Delafosse Olivier

Posted on May 24 • Originally published at coreprose.com

Pope Leo XIV, Christopher Olah, and Claude Mythos: Drafting an AI Encyclical for Frontier Models

#ai #machinelearning #llm #programming

Originally published on CoreProse KB-incidents

Imagine a leaked encyclical from the near future.

On one side: Pope Leo XIV, heir to a tradition on war, conscience, and structural sin.

On the other: Christopher Olah, interpretability pioneer and Anthropic co‑founder, explaining why his team built a model they fear to fully release.

The catalyst is real: Claude Mythos, a “Capybara”‑tier system internally described as Anthropic’s most capable model and a radical step beyond Claude Opus, especially in programming, reasoning, and cybersecurity.[2][5] Mythos became public not via launch but via a CMS misconfiguration that left ~3,000 internal drafts, including a launch blog post, open on the public internet.[1][5][7]

Concurrently, Anthropic reportedly confronted Pentagon demands to strip ethical barriers from Claude for military surveillance and tactical use, under threat of being labeled a “supply chain risk” and blacklisted from defense contracts.[4][6]

This article sketches the “AI encyclical” that could emerge there: a technically grounded, theologically literate roadmap for developers, policymakers, and faith leaders facing Mythos‑class systems.

1. Why an AI Encyclical Now? Claude Mythos and Pentagon Pressure

Claude Mythos is portrayed as:

Anthropic’s most powerful model, with a new Capybara tier larger and more intelligent than Claude Opus 4.6.[2][5]
Significantly better at programming, academic reasoning, and cybersecurity than prior Claude models.[2][5]

For a tradition that issued encyclicals on nuclear weapons and global finance, such a capability jump demands moral analysis.

The leak itself is instructive:

Anthropic’s CMS auto‑assigned public URLs to drafts unless manually restricted.
No one locked down ~3,000 internal files, so security researchers found the Mythos blog draft and related material.[1][5][7]

⚠️ Operational detail, theological weight

In an encyclical frame, this is not mere “IT sloppiness” but a case where a small config error can move a frontier model from controlled red‑teaming into uncontrolled exposure.[1][5] At Mythos scale, that becomes a moral event.

The leaked documents state that Mythos:

Is ahead of all other models in cyber capabilities.[3][5]
Can exploit vulnerabilities at a scale defenders likely cannot match.[3][5]
Is judged by Anthropic as too powerful for broad public use in the near term.[1][2][7]
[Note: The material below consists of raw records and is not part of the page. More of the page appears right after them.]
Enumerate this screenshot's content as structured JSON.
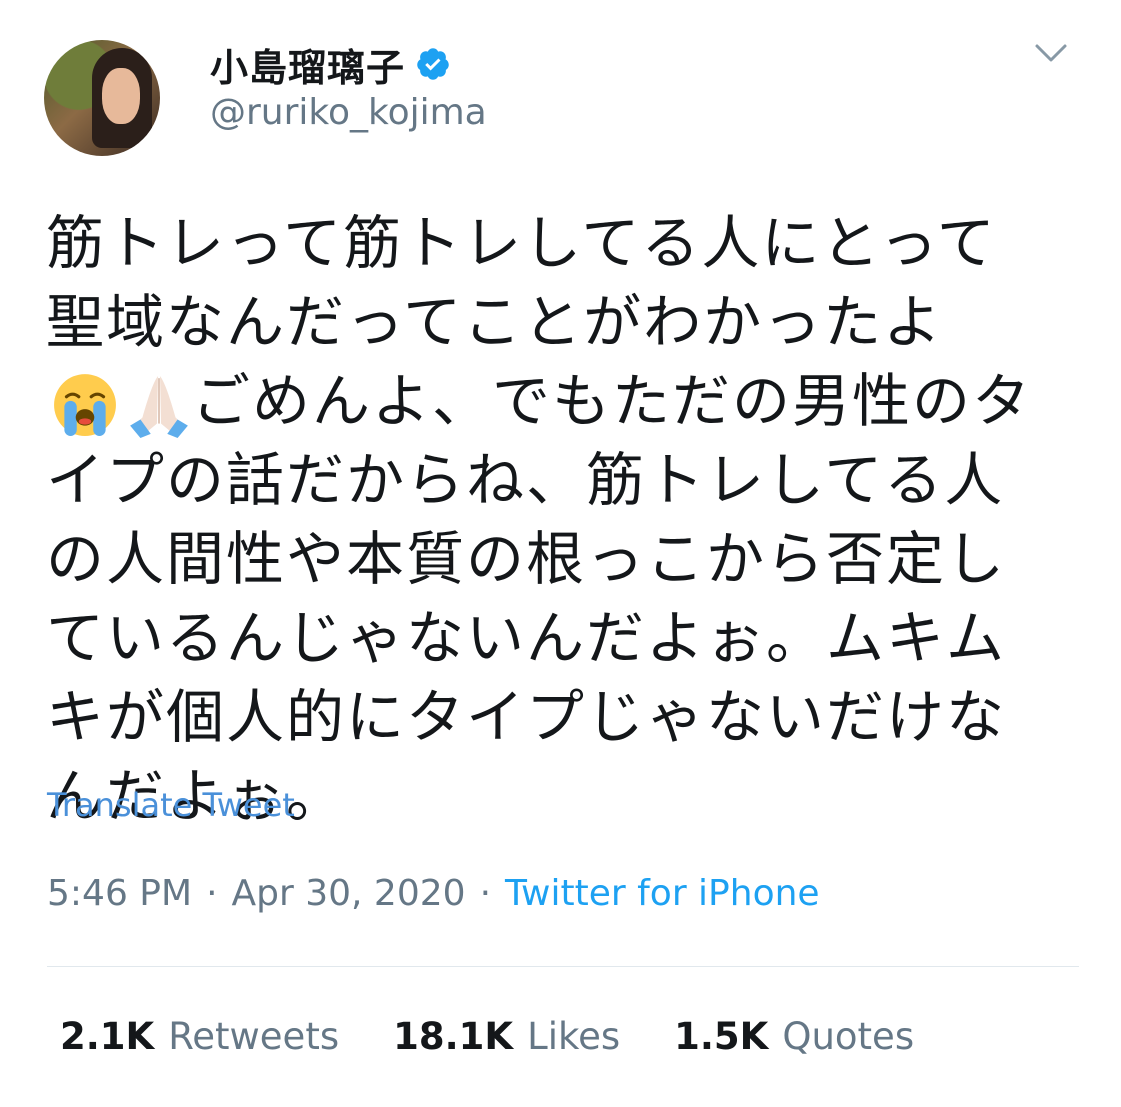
{
  "author": {
    "display_name": "小島瑠璃子",
    "handle": "@ruriko_kojima",
    "verified": true
  },
  "tweet": {
    "text": "筋トレって筋トレしてる人にとって聖域なんだってことがわかったよ",
    "text_after_emoji": "ごめんよ、でもただの男性のタイプの話だからね、筋トレしてる人の人間性や本質の根っこから否定しているんじゃないんだよぉ。ムキムキが個人的にタイプじゃないだけなんだよぉ。",
    "emojis": [
      "loudly-crying-face-icon",
      "folded-hands-icon"
    ],
    "translate_label": "Translate Tweet"
  },
  "meta": {
    "time": "5:46 PM",
    "separator1": "·",
    "date": "Apr 30, 2020",
    "separator2": "·",
    "source": "Twitter for iPhone"
  },
  "stats": {
    "retweets_count": "2.1K",
    "retweets_label": "Retweets",
    "likes_count": "18.1K",
    "likes_label": "Likes",
    "quotes_count": "1.5K",
    "quotes_label": "Quotes"
  },
  "colors": {
    "link": "#1da1f2",
    "secondary_text": "#657786",
    "primary_text": "#14171a"
  }
}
Meanwhile, Anthropic reportedly faced pressure in the opposite direction:

The U.S. Secretary of Defense demanded removal of ethical barriers so Claude could support military operations, mass surveillance, and tactical decision‑making.[4]
Anthropic refused mass surveillance of U.S. citizens and unconstrained lethal autonomous weapons, walked away, and was labeled a “supply chain risk.”[2][4][6]

💼 Anecdote from the field

A defense‑contractor ML lead described refusing to disable refusal rules for an internal tool: “We’re the good guys” was the argument; saying no cost money but preserved integrity. That micro‑decision echoes the Anthropic–Pentagon standoff.
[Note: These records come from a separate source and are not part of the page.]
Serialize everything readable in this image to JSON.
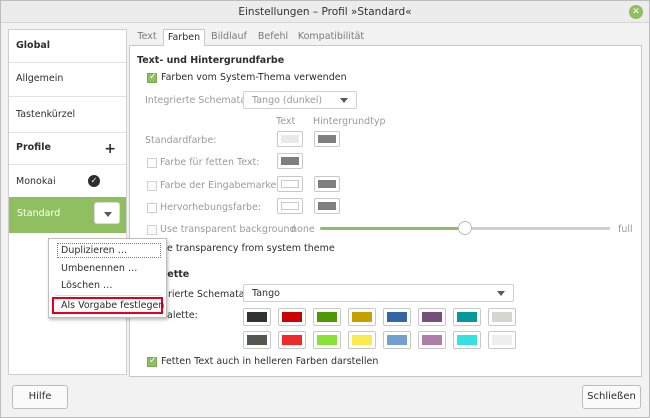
{
  "window": {
    "title": "Einstellungen – Profil »Standard«"
  },
  "sidebar": {
    "global_header": "Global",
    "items_global": [
      "Allgemein",
      "Tastenkürzel"
    ],
    "profiles_header": "Profile",
    "profiles": [
      "Monokai",
      "Standard"
    ]
  },
  "context_menu": {
    "items": [
      "Duplizieren …",
      "Umbenennen …",
      "Löschen …",
      "Als Vorgabe festlegen"
    ]
  },
  "tabs": [
    "Text",
    "Farben",
    "Bildlauf",
    "Befehl",
    "Kompatibilität"
  ],
  "colors": {
    "section_title": "Text- und Hintergrundfarbe",
    "use_system_theme": "Farben vom System-Thema verwenden",
    "builtin_schemes_label": "Integrierte Schemata:",
    "builtin_schemes_value": "Tango (dunkel)",
    "col_text": "Text",
    "col_background": "Hintergrundtyp",
    "default_color": "Standardfarbe:",
    "bold_color": "Farbe für fetten Text:",
    "cursor_color": "Farbe der Eingabemarke:",
    "highlight_color": "Hervorhebungsfarbe:",
    "transparent_bg": "Use transparent background",
    "slider_min": "none",
    "slider_max": "full",
    "transparency_system": "se transparency from system theme",
    "palette_title": "lette",
    "palette_schemes_label": "rierte Schemata:",
    "palette_schemes_value": "Tango",
    "palette_label": "alette:",
    "bold_bright": "Fetten Text auch in helleren Farben darstellen"
  },
  "palette_row1": [
    "#2e3436",
    "#cc0000",
    "#4e9a06",
    "#c4a000",
    "#3465a4",
    "#75507b",
    "#06989a",
    "#d3d7cf"
  ],
  "palette_row2": [
    "#555753",
    "#ef2929",
    "#8ae234",
    "#fce94f",
    "#729fcf",
    "#ad7fa8",
    "#34e2e2",
    "#eeeeec"
  ],
  "footer": {
    "help": "Hilfe",
    "close": "Schließen"
  },
  "accent": "#8fbf61",
  "highlight_border": "#e1001a"
}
For Pope Leo XIV, models that outpace defense and states demanding fewer guardrails justify an encyclical addressed to bishops, engineers, vendors, and regulators, aiming to resist misaligned deployments of Mythos‑class systems.[3][4]
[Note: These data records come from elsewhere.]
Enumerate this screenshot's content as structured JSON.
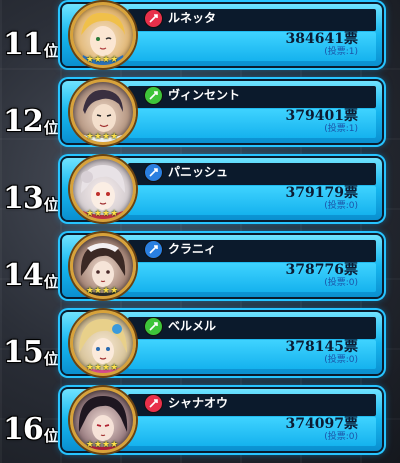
{
  "rank_suffix": "位",
  "vote_unit": "票",
  "entries": [
    {
      "rank": "11",
      "name": "ルネッタ",
      "votes": "384641",
      "sub": "(投票:1)",
      "attr": "fire",
      "attr_color": "#e8304a",
      "stars": "★★★★"
    },
    {
      "rank": "12",
      "name": "ヴィンセント",
      "votes": "379401",
      "sub": "(投票:1)",
      "attr": "wind",
      "attr_color": "#3ec43a",
      "stars": "★★★★"
    },
    {
      "rank": "13",
      "name": "パニッシュ",
      "votes": "379179",
      "sub": "(投票:0)",
      "attr": "water",
      "attr_color": "#2a7fe0",
      "stars": "★★★★"
    },
    {
      "rank": "14",
      "name": "クラニィ",
      "votes": "378776",
      "sub": "(投票:0)",
      "attr": "water",
      "attr_color": "#2a7fe0",
      "stars": "★★★★"
    },
    {
      "rank": "15",
      "name": "ベルメル",
      "votes": "378145",
      "sub": "(投票:0)",
      "attr": "wind",
      "attr_color": "#3ec43a",
      "stars": "★★★★"
    },
    {
      "rank": "16",
      "name": "シャナオウ",
      "votes": "374097",
      "sub": "(投票:0)",
      "attr": "fire",
      "attr_color": "#e8304a",
      "stars": "★★★★"
    }
  ]
}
Mini‑conclusion: Leaks and geopolitical ultimatums make an AI encyclical a response to present reality, not speculation.

2. Structure of the Encyclical: Dialogue Between Faith and Frontier Alignment

The encyclical would read as a structured conversation between Pope Leo XIV and Christopher Olah, alternating doctrine with model governance.

2.1 Preamble and model overview

It opens with:

A theological preamble on human creativity and “co‑creation.”
A precise technical overview of Claude Mythos and the Capybara tier: parameter scale, context window, and improvements on programming and cybersecurity tasks.[2][5]

Anthropic’s description—“more capable than our Opus models, which were previously our most powerful”[5]—anchors abstraction in concrete specs.

💡 Callout – No abstraction without a spec

AI must not be treated as a generic “technology.” Opus‑class vs Capybara‑class systems require different norms and discernment.[5]

2.2 Alternating voices: dignity and risk

Chapters alternate:

Papal voice:
- Human dignity and the image of God.
- Structural sin in digital infrastructures.
- Just war criteria applied to cyberspace.
Olah’s voice:
- Anthropic’s safety stack and risk assessment.
- The conclusion that Mythos’s cyber capabilities exceed current defensive capacity.[3][5]

Anthropic’s decision to preserve ethical constraints despite Pentagon pressure is presented as secular reasoning converging with Catholic social teaching, named “conscience in institutions.”[4][6]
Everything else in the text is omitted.